Friedman's film and video work is regarded for its ability to reduce film to its most basic, material essences in ways that create emotionally compelling, visceral experiences. She often works in 16mm and Super 8 film formats, although also using standard and high-definition cameras. A rigorous planning and editing process creates a visceral visual experience that is complemented by the unpredictability of the human subjects she often works with. The artist establishes relationships with the people who perform directly for her camera, sometimes identified through a casting call, in order to create intimate filming environments that capture an element of natural spontaneity. Although these films do not have linear narratives, the calculated presentation of bodies in motion encourages the viewer to connect with the subjects and places on screen. Since the 1990s, Friedman has created film, videos, and installations that integrate these elements of structured and dynamic visuals. She is represented by Gavin Brown's enterprise, who has consistently featured Friedman's work since 1998.

== Exhibitions ==
The artist's first mid-career survey was organized by the Pérez Art Museum Miami, and curated by René Morales in 2017. The show featured fifteen installations spanning 20 years of her video works. A monographic catalog was produced by the museum in commemoration of the exhibition and the artist's career milestone.

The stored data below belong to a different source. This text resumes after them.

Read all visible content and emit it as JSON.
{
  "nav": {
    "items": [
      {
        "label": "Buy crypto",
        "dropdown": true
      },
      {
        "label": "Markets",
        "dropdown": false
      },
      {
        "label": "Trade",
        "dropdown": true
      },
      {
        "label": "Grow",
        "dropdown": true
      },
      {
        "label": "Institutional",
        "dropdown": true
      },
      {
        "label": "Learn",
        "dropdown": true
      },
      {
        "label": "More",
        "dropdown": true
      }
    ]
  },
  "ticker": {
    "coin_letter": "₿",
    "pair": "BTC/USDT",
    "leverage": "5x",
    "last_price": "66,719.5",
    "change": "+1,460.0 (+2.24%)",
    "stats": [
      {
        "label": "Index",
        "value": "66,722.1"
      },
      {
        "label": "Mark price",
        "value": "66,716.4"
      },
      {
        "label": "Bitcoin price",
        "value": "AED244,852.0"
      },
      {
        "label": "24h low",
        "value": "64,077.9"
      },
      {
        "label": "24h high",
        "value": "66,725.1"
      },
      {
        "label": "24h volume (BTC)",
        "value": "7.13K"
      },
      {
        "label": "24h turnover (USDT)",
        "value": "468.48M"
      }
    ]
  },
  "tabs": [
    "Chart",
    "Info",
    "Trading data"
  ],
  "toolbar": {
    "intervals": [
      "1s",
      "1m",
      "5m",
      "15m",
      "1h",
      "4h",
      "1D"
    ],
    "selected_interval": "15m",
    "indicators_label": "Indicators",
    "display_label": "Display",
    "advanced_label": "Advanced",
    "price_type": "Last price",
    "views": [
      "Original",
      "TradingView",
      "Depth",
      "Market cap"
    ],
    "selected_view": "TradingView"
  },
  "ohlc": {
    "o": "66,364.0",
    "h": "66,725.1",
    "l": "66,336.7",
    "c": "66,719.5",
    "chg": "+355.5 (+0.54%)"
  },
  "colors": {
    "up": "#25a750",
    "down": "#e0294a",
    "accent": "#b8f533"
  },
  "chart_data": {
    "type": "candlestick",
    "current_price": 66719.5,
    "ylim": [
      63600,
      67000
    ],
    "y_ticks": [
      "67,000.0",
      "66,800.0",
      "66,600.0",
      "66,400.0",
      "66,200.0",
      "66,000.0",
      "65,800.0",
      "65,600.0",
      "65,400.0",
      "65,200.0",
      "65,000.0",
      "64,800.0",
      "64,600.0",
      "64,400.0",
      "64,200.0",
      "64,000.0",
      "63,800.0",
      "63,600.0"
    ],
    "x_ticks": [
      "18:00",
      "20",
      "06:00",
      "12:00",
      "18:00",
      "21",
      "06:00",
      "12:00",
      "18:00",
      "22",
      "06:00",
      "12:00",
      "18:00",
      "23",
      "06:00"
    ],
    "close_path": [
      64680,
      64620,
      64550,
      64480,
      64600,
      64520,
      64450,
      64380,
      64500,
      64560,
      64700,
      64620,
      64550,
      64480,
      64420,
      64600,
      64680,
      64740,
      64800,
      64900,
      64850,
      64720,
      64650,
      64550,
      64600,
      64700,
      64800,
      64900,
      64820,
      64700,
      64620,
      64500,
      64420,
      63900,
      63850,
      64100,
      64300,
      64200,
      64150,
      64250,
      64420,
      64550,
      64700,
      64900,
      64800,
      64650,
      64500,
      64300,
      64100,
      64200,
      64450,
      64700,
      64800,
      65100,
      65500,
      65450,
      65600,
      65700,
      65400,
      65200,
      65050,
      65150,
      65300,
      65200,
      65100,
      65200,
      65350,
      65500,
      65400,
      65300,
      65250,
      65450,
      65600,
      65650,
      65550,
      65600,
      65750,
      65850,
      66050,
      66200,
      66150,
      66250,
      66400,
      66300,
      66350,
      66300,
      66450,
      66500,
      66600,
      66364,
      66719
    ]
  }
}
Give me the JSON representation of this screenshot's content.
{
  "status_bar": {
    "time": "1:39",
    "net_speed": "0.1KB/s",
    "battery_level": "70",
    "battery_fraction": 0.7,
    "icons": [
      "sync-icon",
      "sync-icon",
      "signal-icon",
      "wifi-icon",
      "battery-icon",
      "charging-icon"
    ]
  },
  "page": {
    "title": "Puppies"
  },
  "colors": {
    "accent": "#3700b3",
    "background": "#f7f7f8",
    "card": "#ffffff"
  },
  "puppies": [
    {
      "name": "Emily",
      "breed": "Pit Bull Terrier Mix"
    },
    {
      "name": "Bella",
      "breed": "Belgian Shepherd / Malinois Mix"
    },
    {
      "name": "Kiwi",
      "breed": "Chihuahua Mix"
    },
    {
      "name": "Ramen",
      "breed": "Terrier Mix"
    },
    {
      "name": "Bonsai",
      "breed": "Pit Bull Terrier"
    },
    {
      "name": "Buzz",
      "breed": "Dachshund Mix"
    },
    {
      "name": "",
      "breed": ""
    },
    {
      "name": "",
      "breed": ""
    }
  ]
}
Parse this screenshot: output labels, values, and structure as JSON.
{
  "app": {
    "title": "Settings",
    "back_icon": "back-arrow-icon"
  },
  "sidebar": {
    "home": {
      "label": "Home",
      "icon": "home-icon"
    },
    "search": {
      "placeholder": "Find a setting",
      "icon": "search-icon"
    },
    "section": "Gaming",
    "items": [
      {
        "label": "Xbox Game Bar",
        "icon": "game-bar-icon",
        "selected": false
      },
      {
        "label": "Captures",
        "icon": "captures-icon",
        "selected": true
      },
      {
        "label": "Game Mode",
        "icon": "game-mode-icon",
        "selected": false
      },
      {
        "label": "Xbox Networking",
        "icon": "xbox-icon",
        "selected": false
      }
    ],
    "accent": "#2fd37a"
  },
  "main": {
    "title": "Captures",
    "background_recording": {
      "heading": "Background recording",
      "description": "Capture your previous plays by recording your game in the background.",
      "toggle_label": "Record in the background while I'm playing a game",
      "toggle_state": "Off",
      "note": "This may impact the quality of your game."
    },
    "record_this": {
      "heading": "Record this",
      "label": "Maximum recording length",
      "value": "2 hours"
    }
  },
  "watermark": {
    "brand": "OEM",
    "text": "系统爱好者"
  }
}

In 2024, Friedman's piece Romance (2001) is included in The Days That Build Us, organized by PAMMTV, the video art streaming platform, at the Pérez Art Museum Miami, Florida. The 32-minute film captured the affective interactions and kisses of seventy couples in public spaces. The work of Dara Friedman is exhibited next works by Tania Candiani, Rivane Neuenschwander, Deborah Jack, and Miguel Ángel Rojas.

=== Solo exhibitions ===
Solo exhibitions of Friedman's work have also include:
- 1998: Dara Friedman: Total, Museum of Contemporary Art, Chicago
- 2001: Dara Friedman, SITE Santa Fe
- 2002: Dara Friedman, Kunstmuseum Thun
- 2005: Dara Friedman: Sunset Island, The Kitchen
- 2007: Musical, Public Art Fund
- 2009: Musical, The Museum of Modern Art
- 2009: Shooting Gallery, Julia Stoschek Collection
- 2012: Dara Friedman: Dancer, Contemporary Art Museum, Raleigh
- 2012: Dara Friedman: Dancer, Miami Art Museum
- 2013: Dara Friedman: Dancer, Centre for Contemporary Art Ujazdowski Castle
- 2013: Hammer Projects: Dara Friedman, Hammer Museum
- 2014: Dara Friedman: Projecting, Museum of Contemporary Art Detroit
- 2014: Play (Parts 1 & 2), Hammer Museum
- 2017: Mother Drum, Aspen Art Museum
- 2018: Dara Friedman: Perfect Stranger, Pérez Art Museum Miami, Florida
- 2019/20: Dara Friedman: Temple Door - Kunstverein Harburger Bahnhof, Hamburg, Germany

== Collections ==
Among the public collections holding work by Friedman are the Austrian Film Museum, Vienna; Bard College, Annandale-on-Hudson, New York; Hammer Museum, Los Angeles; Institute of Contemporary Art, Miami; Museum of Modern Art, New York; Pérez Art Museum Miami; Saint Louis Museum of Art; and the Whitney Museum of American Art, New York.

== Awards ==
Friedman has been recognized with the following awards:
- 2019: Guggenheim Fellowship
- 2016: South Florida Cultural Consortium Fellowship
- 2012: Hammer Museum Artist Residency
- 2000: Rome Prize, American Academy in Rome
- 1999: Louis Comfort Tiffany Foundation Grant
- 1998: South Florida Cultural Consortium Fellowship
- 1997: New Forms Miami, Miami-Dade Department of Cultural Affairs

== Personal life ==
Friedman is married to artist Mark Handforth. They live and work in Miami with their two daughters.